Design: Claudio Vekstein in collaboration with Catherine Spellman, Archs
Design Assistants: Lea Faber, Colin Billings, Milagros Zingoni, Zubin Shroff, Alisha Rompre, Benjamin Collins, Archs
Client: City of Tempe and Tempe Sister Cities
Location: Tempe Town Lake Park, Tempe, Arizona, United States
Area: 1 ha
Photography: Alessandro Desogos
The project for the Tempe Park was initiated in principle as an academic Studio work and adopted later by the City of Tempe to be developed as a proposal in collaboration with ASU. The focus area finds its protected place in the vacant space between the two bridges that cross the old Salt river bed -converted now partially into an artificial lake, serving as an access point from Phoenix to the City of Tempe, anticipating one of the historic silo infrastructures and the ‘A’ Mountain that identifies the Arizona State University main Campus.
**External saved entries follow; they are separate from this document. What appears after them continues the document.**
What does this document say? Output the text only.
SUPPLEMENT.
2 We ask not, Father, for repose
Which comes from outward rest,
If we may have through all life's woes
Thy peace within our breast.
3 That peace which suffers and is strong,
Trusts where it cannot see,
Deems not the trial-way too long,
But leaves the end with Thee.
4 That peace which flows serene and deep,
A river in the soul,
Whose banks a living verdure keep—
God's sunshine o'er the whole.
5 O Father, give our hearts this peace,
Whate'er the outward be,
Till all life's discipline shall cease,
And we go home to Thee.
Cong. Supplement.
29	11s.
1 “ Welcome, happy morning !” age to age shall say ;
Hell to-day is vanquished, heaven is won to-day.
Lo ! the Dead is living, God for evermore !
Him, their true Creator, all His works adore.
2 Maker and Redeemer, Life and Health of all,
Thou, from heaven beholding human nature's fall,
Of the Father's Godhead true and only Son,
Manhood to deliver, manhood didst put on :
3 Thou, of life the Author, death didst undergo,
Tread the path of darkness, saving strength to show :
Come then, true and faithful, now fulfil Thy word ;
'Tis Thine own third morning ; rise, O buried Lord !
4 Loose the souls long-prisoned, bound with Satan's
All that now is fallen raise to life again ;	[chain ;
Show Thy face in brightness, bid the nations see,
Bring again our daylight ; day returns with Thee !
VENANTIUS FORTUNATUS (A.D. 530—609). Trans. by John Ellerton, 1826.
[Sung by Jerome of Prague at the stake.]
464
The work develops three independent design strategies over time but these are firmly articulated as a potential whole:
. The site modification through an extended pattern based on the old silos onto the existing Park, with the raising of small artificial mounds within the grid that serve as basis for the different Tempe Sister Cities’ maps (one of the sponsor organizations of the project) including furniture infrastructure.
. An elevated platform that articulates and extends at street level the Mill Avenue sidewalk into the area, providing the pedestrian flow of people and students from the main Tempe commercial street. This platform works at the same time as a lookout point to the lake and the amphitheater of the existing park, creating a space underneath it for the location of a current market of informal crafts in the area.
. The regeneration of an emblematic piece/structure for the city emerging from the same extended base patterning able to offer protection and shade for semi-covered activities (gathering, seating, a kids fountain, etc.) over the monumental steps that articulate the landscaped retention level above remaining between the bridges, and the downstairs Park.
The elevated structure supports translucent solar panels that create multiple shadow silhouettes, and it hangs from the same structure a light screen in the way of a pierced veil with intricate patterns following the movement of the cars as a conveyor belt. A series of moisture sprays provide the necessary humidity to the elaborate space filtering and shaping the incoming sun transforming the lower space into a landscape similar to a cloud or an oasis for public events of intermediate scale, currently uncommon in the City.